そこまで考えて、おれは奥野さんの席を一瞥(いちべつ)した。本来おれはキャリア的にもう一人前で、奥野さんの最初のバディとして、安曇さんのようにしっかりと振るまうべきなのだ。だが実際、おれの実力はまだまだで、むしろ奥野さんの人生経験から学ぶことのほうが多い……。

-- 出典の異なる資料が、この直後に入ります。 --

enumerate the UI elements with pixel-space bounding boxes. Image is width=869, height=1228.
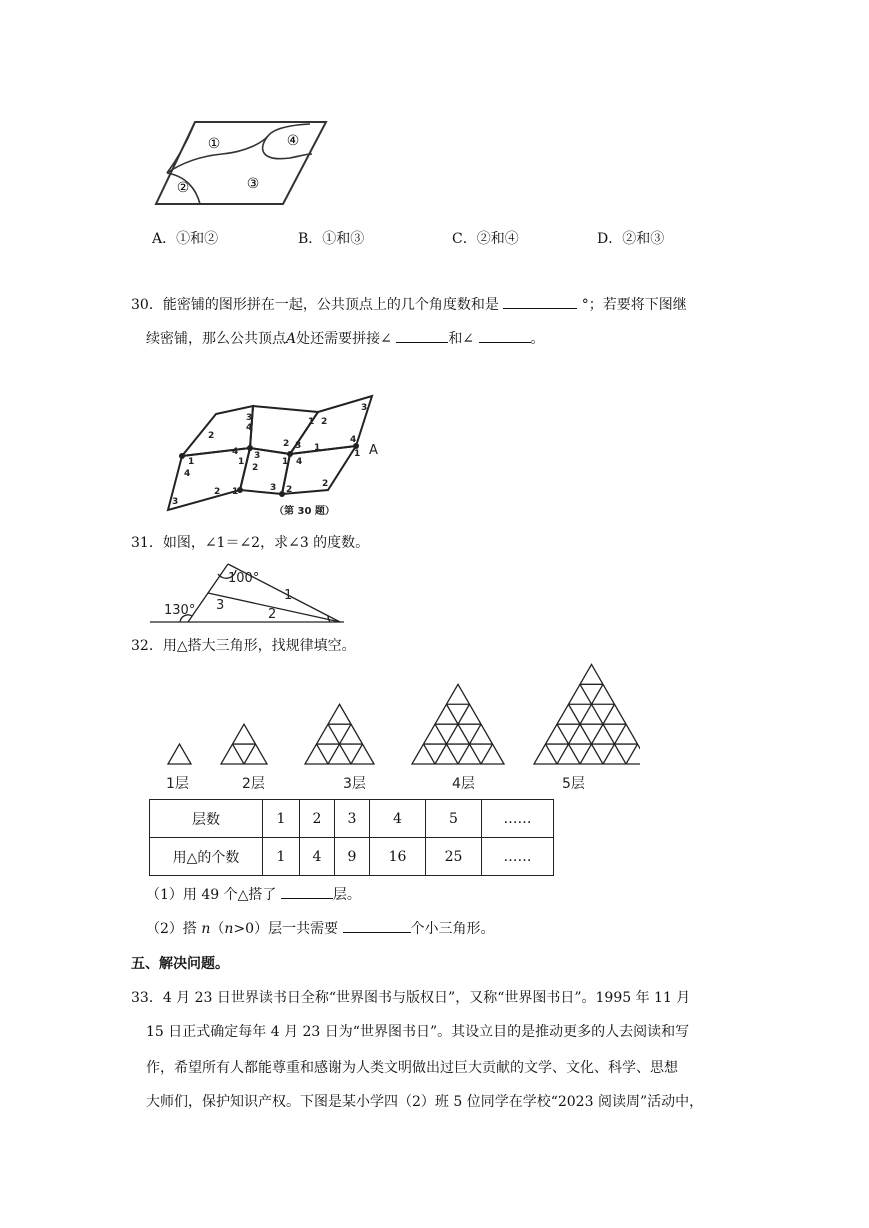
q32-sub2-n: n	[201, 921, 211, 937]
q32-text: 32．用△搭大三角形，找规律填空。	[131, 638, 356, 654]
q32-sub2-cond: >0）层一共需要	[233, 921, 339, 937]
q30-point-a-label: A	[369, 443, 378, 458]
q30-point-a: A	[286, 331, 297, 347]
q32-triangle-outline	[534, 664, 640, 764]
q32-grid-line	[481, 744, 493, 764]
q30-fig-label: 2	[252, 463, 259, 473]
q29-region-3: ③	[246, 176, 260, 192]
q33-line-4: 大师们，保护知识产权。下图是某小学四（2）班 5 位同学在学校“2023 阅读周”活动中，	[146, 1094, 704, 1110]
q31-angle-130: 130°	[164, 603, 196, 618]
q32-sub2-text-a: （2）搭	[146, 921, 197, 937]
q32-layer-label-4: 4层	[452, 776, 475, 792]
q30-tessellation-figure	[158, 392, 390, 518]
q32-sub1-text-b: 层。	[332, 887, 361, 903]
q30-text-f: 。	[530, 331, 545, 347]
q29-region-2: ②	[176, 180, 190, 196]
q30-fig-label: 3	[361, 403, 368, 413]
q30-text-b: °；若要将下图继	[581, 297, 687, 313]
q32-row2-header: 用△的个数	[150, 838, 263, 876]
q32-big-triangle	[168, 744, 191, 764]
q32-grid-line	[317, 744, 329, 764]
q30-blank-degree-sum[interactable]	[503, 294, 577, 309]
q30-fig-label: 1	[354, 449, 361, 459]
q32-cell: 1	[263, 800, 300, 838]
q30-fig-label: 4	[232, 447, 239, 457]
q29-option-a[interactable]: A．①和②	[152, 231, 219, 247]
q32-sub2-paren: （	[210, 921, 225, 937]
q32-cell: 2	[300, 800, 335, 838]
q30-fig-label: 2	[322, 479, 329, 489]
q31-text: 31．如图，∠1＝∠2，求∠3 的度数。	[131, 535, 370, 551]
q32-layer-label-5: 5层	[562, 776, 585, 792]
q30-fig-label: 3	[246, 413, 253, 423]
q30-fig-label: 1	[314, 443, 321, 453]
q30-fig-label: 2	[214, 487, 221, 497]
q30-text-d: 处还需要拼接∠	[296, 331, 392, 347]
q31-angle-100: 100°	[228, 571, 260, 586]
q32-cell: 4	[370, 800, 426, 838]
q30-fig-label: 4	[246, 423, 253, 433]
q32-cell: 1	[263, 838, 300, 876]
q30-fig-label: 1	[282, 457, 289, 467]
q30-fig-label: 1	[188, 457, 195, 467]
q30-fig-label: 1	[232, 487, 239, 497]
q32-grid-line	[626, 744, 638, 764]
q33-line-3: 作，希望所有人都能尊重和感谢为人类文明做出过巨大贡献的文学、文化、科学、思想	[146, 1060, 678, 1076]
q30-fig-label: 2	[321, 417, 328, 427]
q30-text-e: 和∠	[448, 331, 475, 347]
q33-line-1: 33．4 月 23 日世界读书日全称“世界图书与版权日”，又称“世界图书日”。1995 年 11 月	[131, 990, 691, 1006]
q30-text-a: 30．能密铺的图形拼在一起，公共顶点上的几个角度数和是	[131, 297, 499, 313]
q30-line-2	[146, 328, 545, 349]
q30-fig-label: 2	[283, 439, 290, 449]
q30-fig-label: 4	[350, 435, 357, 445]
q32-table	[149, 799, 554, 876]
q29-option-b[interactable]: B．①和③	[298, 231, 365, 247]
q31-triangle-figure	[148, 560, 348, 626]
q32-big-triangle	[534, 664, 640, 764]
q32-row1-header: 层数	[150, 800, 263, 838]
q32-cell: 25	[426, 838, 482, 876]
q30-fig-label: 3	[295, 441, 302, 451]
q32-cell: 5	[426, 800, 482, 838]
q32-triangle-outline	[305, 704, 374, 764]
q32-cell: ……	[482, 800, 554, 838]
q30-fig-label: 4	[184, 469, 191, 479]
q32-cell: 3	[335, 800, 370, 838]
q30-fig-label: 3	[172, 497, 179, 507]
q32-triangles-figure	[150, 660, 640, 795]
q30-fig-label: 4	[296, 457, 303, 467]
q32-grid-line	[424, 744, 436, 764]
q32-layer-label-3: 3层	[343, 776, 366, 792]
q30-blank-angle-1[interactable]	[396, 328, 448, 343]
q32-blank-layers[interactable]	[281, 884, 333, 899]
q32-sub1-text-a: （1）用 49 个△搭了	[146, 887, 277, 903]
q30-text-c: 续密铺，那么公共顶点	[146, 331, 286, 347]
q30-fig-label: 3	[270, 483, 277, 493]
q31-label-1: 1	[284, 588, 293, 603]
q32-big-triangle	[305, 704, 374, 764]
q32-grid-line	[351, 744, 363, 764]
q32-grid-line	[244, 744, 256, 764]
q32-cell: 16	[370, 838, 426, 876]
q32-grid-line	[233, 744, 245, 764]
q32-sub2-text-b: 个小三角形。	[410, 921, 495, 937]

「そうなんスか? 俺、実は安曇さん越え目指してるんスよね〜!」
井上がふかす。おれは少しだけイラッとくる。
「おまえはアホか。まずは遅刻せずにアスカン君と出社時間合わせろ」
「言えてる」と鉄輪。
「大丈夫です、ボクちょっと早いだけですから」
「いやいやいや、俺そんな言われるほど遅刻してないっスよ! 前の会議の時に1回遅刻しただけですって。そういうキャラ付け、ほんと勘弁して欲しいんですけど〜」
「言い訳するな。要所要所での失敗が、後に響くんだよ」
「香田も経費の提出遅い。机の上のそのレシート束、いつ片付けるの?」
鉄輪がおっかない目で見ている。
「ああ? 気にするなって。おれの中では全部コントロールできてるから」
「そろそろ室長も来るよ、はしゃぐな」
「はい」
おれはPCに向かい、2個目のパスワードを叩き始めた。そういえば経費も奥野さんのほうが昨日先に提出していた。また先輩として不甲斐ない所を見せた。でも、もう、これでいいさ。おれは開き直っている。結局、おれはまだまだ若僧って事だよ。無理するなってことだ。
最初、奥野さんが来た時は、先輩らしく振る舞うってことに気持ちが行き過ぎて、ギクシャクしてたところがある。おれは安曇さんじゃない。安曇さんみたいにバリバリやれなくたって仕方ない。
「いやー、みんなゴメンゴメン、朝から他の部署の課長に捕まっちゃっててね。誰かこの中で、SNSとか詳しい人いる?」
室長のお出ましだ。室長はいつも笑顔だ。だがこの笑顔は……まずい予感がする。おれたちは視線を下げ、手元の書類やPC画面をニラメッコした。